The program consists of:

  • 1) training whole staff,
  • 2) coaching their pedagogical work with nature for two years and
  • 3) creating five outdoor learning spaces, planted with more than a hundred plants (each one of them selected because of their ecological benefit (native, attracting birds or butterflies), its sensorial appeal (touch, taste, smell, hearing, sight)… all of which result in pedagogical outputs.

Gradually, nature transforms children into agents of change who deeply love and embrace nature.  At the Early Childhood Educational Centres that embrace Naturalizar, and therefore nature, children produce vermicompost, leaf mold, seedlings, seeds, fruits, vegetables, culinary and medicinal herbs, and edible flowers.  They cook with them as well as with mud (thanks to my favourite mudologist for inspiring us on that path).

“So what we are looking for, is that nature really reigns in kindergartens.”

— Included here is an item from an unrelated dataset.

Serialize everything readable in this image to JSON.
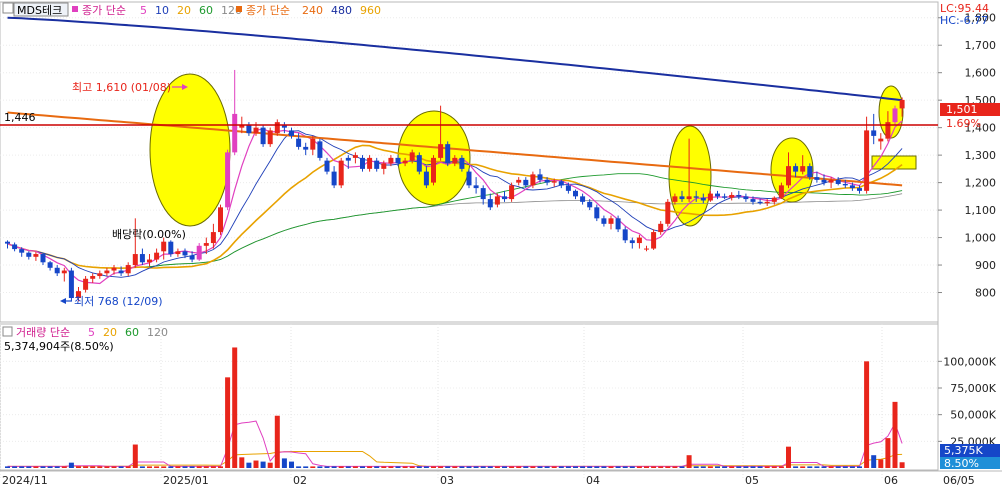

After nine years, I can say that something that started as a dream back in 2011, today is reality at 115 nurseries.  The ripples are enormous, with many yet to be discovered.  The main one from my perspective has been educators’ and technicians’ re-enchantment with their career and vocation.  The second one, learning outside has become joyful and awesome for children.  Thirdly, many members of the ECEC´s staff feel proud, committed and bonded with their colleagues, making true the impossible dream: teaching and learning with nature in the middle of the city.